But in all seriousness: I fully acknowledge that the latest wisdom is that conic solvers are superior to smooth solvers. But conic solvers as currently designed are limited to a fixed set of cones. This is great if your model is readily converted to utilize those cones, and I know that the MOSEK team has done an amazing job of uncovering conic formulations for a lot of models I was not expecting would be compatible.

What I’d be curious to see, however, is the ability to experiment with a cone defined by the perspective of a smooth function; that is,

\mathcal{K}_f=\left\{(x,y,z)~\middle|~y>0,~y f(x/y) \leq z\right\}

I believe Shuzhong Zhang did some work on algorithms involving these cones. Of course, CVX won’t play nice with it.

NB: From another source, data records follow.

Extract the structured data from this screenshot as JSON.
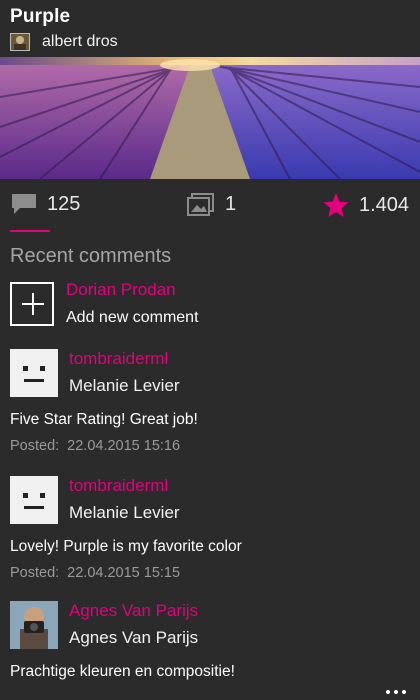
{
  "photo": {
    "title": "Purple",
    "author": "albert dros"
  },
  "stats": {
    "comments": "125",
    "galleries": "1",
    "favorites": "1.404",
    "accent": "#e5007e"
  },
  "comments_section": {
    "title": "Recent comments",
    "add": {
      "user": "Dorian Prodan",
      "label": "Add new comment"
    },
    "items": [
      {
        "username": "tombraiderml",
        "name": "Melanie Levier",
        "text": "Five Star Rating! Great job!",
        "posted_label": "Posted:",
        "posted": "22.04.2015 15:16"
      },
      {
        "username": "tombraiderml",
        "name": "Melanie Levier",
        "text": "Lovely! Purple is my favorite color",
        "posted_label": "Posted:",
        "posted": "22.04.2015 15:15"
      },
      {
        "username": "Agnes Van Parijs",
        "name": "Agnes Van Parijs",
        "text": "Prachtige kleuren en compositie!"
      }
    ]
  },
  "icons": [
    "comment-icon",
    "image-icon",
    "star-icon",
    "add-icon",
    "more-icon"
  ]
}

You can not just do optimization algorithms for arbitrary convex functions. Well, you can because you can use the universal barrier function suggested by Nesterov and Nemirovski but unfortunately nobody knows how deal with it in practice as far as I know. Indeed as I recall the universal barrier involves an integral.

So to summarize in practice you need to study appropriate convex sets that admits a self-concordant barrier function you can compute with in polynomial time. This implies the sets need to a have very well defined explicit structure because otherwise you have very little chance of proving self concordance and compute whatever you need.

I have stopped chasing unicorns and plans to spend rest my career of doing this efficiently for specific convex sets which happens to be cones.

Something that also has surprised me is that you would think there would be an infinite number interesting convex sets. Of course there is but they do not seem materialize in practice.

This is of course a personal view and primarily applies to interior-point methods. First order methods I know very little about.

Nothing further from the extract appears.